不安定な状況下でも金は依然として魅力的
Heraeus(1851年に設立されたドイツのテクノロジー企業)の最新の報告書によると、2026年には、金価格はファンダメンタルズ需要と短期投機資金の両方から同時に影響を受けるでしょう。注目すべきは、3月初旬に米国がイランでの軍事作戦を開始した直後、金価格と株式市場が同時に下落したことです。
アナリストによると、地政学的緊張が高まっているにもかかわらず、金は引き続き弱体化しており、月初に設定された5,400米ドル/オンス以上のピークを再び突破することはできない。3月18日に50日移動平均線を下回った後、金価格は大幅に下落し、3月末に200日移動平均線に達したときにのみ回復した。
ヘレウス氏は、長期的には、金のコアの魅力は、現物を保有すれば発行パートナーに依存しないという特性と、インフレと通貨切り下げから購買力を維持しているため、変わらないと述べています。

しかし、2025年から2026年初頭の期間に、金の急速な上昇は多くの投機家を市場に引き付け、短期的な価格変動をより強くしました。これが、不安定な時期に金価格が通常の期待とは逆の動きをする原因となっています。
FRBは引き続き緩和する可能性が高い
ヘレウス氏は、米国のインフレ率が上昇しているにもかかわらず、米連邦準備制度理事会(FRB)が金利を引き上げるのは難しいと考えている。
3月までの12ヶ月間で、米国の消費者物価指数(CPI)は3.3%上昇し、前月比0.9パーセントポイント高くなりました。主な原因は、エネルギー価格、特にガソリン価格の急騰にあります。
それにもかかわらず、コアインフレ率(食料とエネルギーを除く)はわずかに2.6%に上昇しただけです。ヘレウス氏によると、FRBはコアインデックスをより安定させることに重点を置き、経済への損害を避けるために穏健な姿勢を維持する可能性があります。

高値が金探査を促進
世界の金探査予算は、金価格の記録的な上昇のおかげで11%増加し、61億5000万米ドルになりました。大企業は総予算の57%を占めており、主に既存の鉱山の寿命の延長、近隣地域の鉱石の探査、採掘能力の向上に焦点を当てています。
しかし、新規鉱山探査(グリーンフィールド)への支出は、開発期間が長く、リスクが高く、高金利環境で資本コストが増加しているため、減少しています。ヘレウスは、これは多くの老朽化した鉱山と鉱石含有量の減少により、将来の供給不足のリスクにつながる可能性があると警告しています。
銀も価格上昇の傾向から恩恵を受ける
金だけでなく、銀探査予算も大幅に増加しています。2025年には、銀はニッケルを上回り、金、銅、リチウムに次いで世界で4番目に探査される金属になりました。

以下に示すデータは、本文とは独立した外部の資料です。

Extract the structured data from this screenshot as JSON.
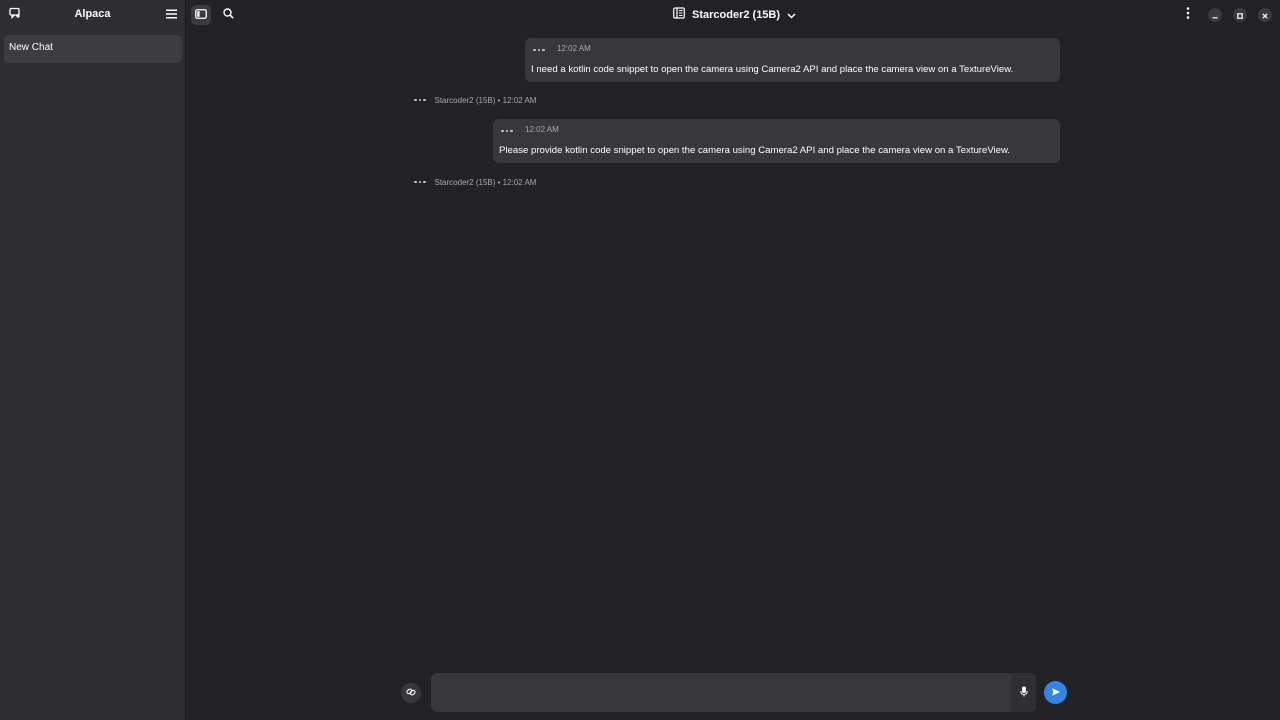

銀プロジェクトの数は26%増加しましたが、経済効果のある鉱石含有量を達成したプロジェクトの数は37%増加しました。インドの銀需要も大幅に増加し、2026年3月に終了した会計年度に7,334.96トンの銀を輸入し、前年比42%増加しました。輸入総額は約150%増加し、120億5000万米ドルになりました。
2025年の世界の銀採掘供給量は8億4660万オンスに達し、2024年と比較して3%増加しました。リサイクル供給量も2%増加し、1億9760万オンスになりました。これは、高価格が銀製のジュエリーや家庭用品の販売を刺激したためです。